Founder and ex-CEO of Celsius, Alex Mashinsky, has been accused of withdrawing $10 million from the crypto lender before filing for bankruptcy. According to Financial Times, Mashinsky withdrew funds between mid to late May this year and then on June 12, Celsius froze all account withdrawals and declared bankruptcy.
Celsius used to be one of the popular lending platforms in the crypto space with 1.7 million users and $25 billion assets under management; however, due to the impact of Terra’s crash and the market downturn, the platform lost $2.85 billion. That forced Celsius to halt customer withdrawals and file for Chapter 11 bankruptcy just a month later.
In response, a spokesman for Celsius said Mashinsky withdrew the funds to pay state taxes. In the 9 months leading up to the withdrawal, the founder continuously deposited crypto on the platform with a total value equal to the amount he withdrew. It was reported that Mashinsky and his family still have $44 million in crypto frozen on the platform.

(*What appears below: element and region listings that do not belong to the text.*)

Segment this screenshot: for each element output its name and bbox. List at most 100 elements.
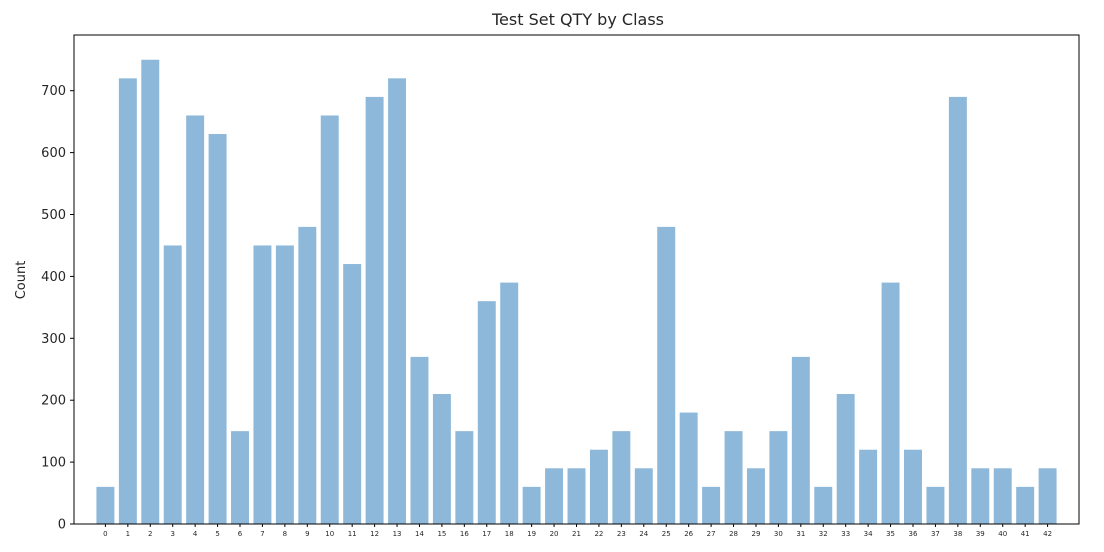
x-tick-label: 39 bbox=[976, 530, 985, 538]
x-tick-label: 21 bbox=[572, 530, 581, 538]
bar-class-20 bbox=[545, 468, 564, 524]
bar-class-40 bbox=[993, 468, 1012, 524]
x-tick-label: 42 bbox=[1043, 530, 1052, 538]
bar-class-39 bbox=[971, 468, 990, 524]
x-tick-label: 9 bbox=[305, 530, 309, 538]
bar-class-0 bbox=[96, 486, 115, 524]
bars-group bbox=[96, 59, 1057, 525]
bar-class-21 bbox=[567, 468, 586, 524]
x-tick-label: 34 bbox=[864, 530, 873, 538]
bar-class-38 bbox=[948, 96, 967, 525]
x-tick-label: 15 bbox=[437, 530, 446, 538]
x-tick-label: 19 bbox=[527, 530, 536, 538]
y-tick-label: 600 bbox=[41, 146, 66, 161]
x-tick-label: 22 bbox=[594, 530, 603, 538]
y-tick-label: 400 bbox=[41, 270, 66, 285]
y-tick-label: 500 bbox=[41, 208, 66, 223]
bar-class-33 bbox=[836, 394, 855, 524]
bar-class-17 bbox=[477, 301, 496, 524]
x-tick-label: 13 bbox=[393, 530, 402, 538]
bar-class-10 bbox=[320, 115, 339, 524]
x-tick-label: 30 bbox=[774, 530, 783, 538]
bar-class-13 bbox=[388, 78, 407, 524]
bar-class-22 bbox=[589, 449, 608, 524]
x-tick-label: 41 bbox=[1021, 530, 1030, 538]
x-tick-label: 37 bbox=[931, 530, 940, 538]
x-tick-label: 5 bbox=[215, 530, 219, 538]
bar-class-6 bbox=[231, 431, 249, 524]
bar-class-18 bbox=[500, 282, 519, 524]
bar-class-7 bbox=[253, 245, 272, 524]
x-tick-label: 23 bbox=[617, 530, 626, 538]
x-tick-label: 16 bbox=[460, 530, 469, 538]
y-tick-label: 100 bbox=[41, 456, 66, 471]
x-tick-label: 20 bbox=[550, 530, 559, 538]
bar-class-19 bbox=[522, 486, 541, 524]
x-tick-label: 33 bbox=[841, 530, 850, 538]
bar-class-16 bbox=[455, 431, 474, 524]
x-tick-label: 1 bbox=[126, 530, 130, 538]
x-tick-label: 8 bbox=[283, 530, 287, 538]
bar-class-3 bbox=[163, 245, 182, 524]
x-tick-label: 32 bbox=[819, 530, 828, 538]
chart-title: Test Set QTY by Class bbox=[491, 10, 664, 29]
x-tick-label: 7 bbox=[260, 530, 264, 538]
bar-class-35 bbox=[881, 282, 900, 524]
bar-class-2 bbox=[141, 59, 160, 524]
bar-class-23 bbox=[612, 431, 631, 524]
x-tick-label: 6 bbox=[238, 530, 243, 538]
bar-class-36 bbox=[904, 449, 922, 524]
x-tick-label: 27 bbox=[707, 530, 716, 538]
bar-class-25 bbox=[657, 226, 676, 524]
x-tick-label: 17 bbox=[482, 530, 491, 538]
x-tick-label: 18 bbox=[505, 530, 514, 538]
x-tick-label: 12 bbox=[370, 530, 379, 538]
x-tick-label: 25 bbox=[662, 530, 671, 538]
bar-class-31 bbox=[791, 356, 810, 524]
bar-class-11 bbox=[343, 264, 362, 524]
bar-class-42 bbox=[1038, 468, 1057, 524]
x-tick-label: 2 bbox=[148, 530, 152, 538]
bar-class-5 bbox=[208, 134, 227, 525]
bar-class-29 bbox=[746, 468, 765, 524]
bar-class-41 bbox=[1016, 486, 1035, 524]
bar-class-1 bbox=[118, 78, 137, 524]
bar-class-14 bbox=[410, 356, 429, 524]
y-axis-label: Count bbox=[14, 261, 29, 300]
x-tick-label: 24 bbox=[639, 530, 648, 538]
x-tick-label: 4 bbox=[193, 530, 198, 538]
x-axis-ticks: 0 1 2 3 4 5 6 7 8 9 10 11 12 13 14 15 16 17 18 19 20 21 22 23 24… bbox=[103, 524, 1052, 538]
y-tick-label: 700 bbox=[41, 84, 66, 99]
x-tick-label: 31 bbox=[796, 530, 805, 538]
y-tick-label: 300 bbox=[41, 332, 66, 347]
x-tick-label: 14 bbox=[415, 530, 424, 538]
bar-class-15 bbox=[432, 394, 451, 524]
x-tick-label: 0 bbox=[103, 530, 107, 538]
bar-class-27 bbox=[702, 486, 721, 524]
x-tick-label: 10 bbox=[325, 530, 334, 538]
x-tick-label: 29 bbox=[752, 530, 761, 538]
x-tick-label: 38 bbox=[953, 530, 962, 538]
x-tick-label: 3 bbox=[170, 530, 174, 538]
y-tick-label: 0 bbox=[58, 518, 66, 533]
x-tick-label: 36 bbox=[909, 530, 918, 538]
bar-class-8 bbox=[275, 245, 294, 524]
bar-class-12 bbox=[365, 96, 384, 525]
plot-frame bbox=[73, 34, 1080, 525]
bar-class-4 bbox=[186, 115, 205, 524]
x-tick-label: 35 bbox=[886, 530, 895, 538]
bar-class-24 bbox=[634, 468, 653, 524]
bar-class-37 bbox=[926, 486, 945, 524]
bar-class-34 bbox=[859, 449, 878, 524]
bar-class-30 bbox=[769, 431, 788, 524]
bar-class-9 bbox=[298, 226, 317, 524]
x-tick-label: 11 bbox=[348, 530, 357, 538]
bar-class-32 bbox=[814, 486, 833, 524]
y-axis-ticks: 0 100 200 300 400 500 600 700 bbox=[41, 84, 74, 533]
bar-class-28 bbox=[724, 431, 743, 524]
x-tick-label: 40 bbox=[998, 530, 1007, 538]
bar-class-26 bbox=[679, 412, 698, 524]
y-tick-label: 200 bbox=[41, 394, 66, 409]
x-tick-label: 26 bbox=[684, 530, 693, 538]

Meanwhile, sources from Financial Times have revealed that $8 million worth of assets withdrawn were used to pay income taxes and the remaining 2 million was made up of Celsius’ native token CEL. This person added that the withdrawal was pre-planned and related to the founder’s real estate plan.
Questions about this $10 million will be answered in the next few days when Celsius presents the transactions in court. Mashinsky may be forced to pay back this $10 million because within 90 days before filing for bankruptcy, the company’s payments can be returned to the benefit of creditors.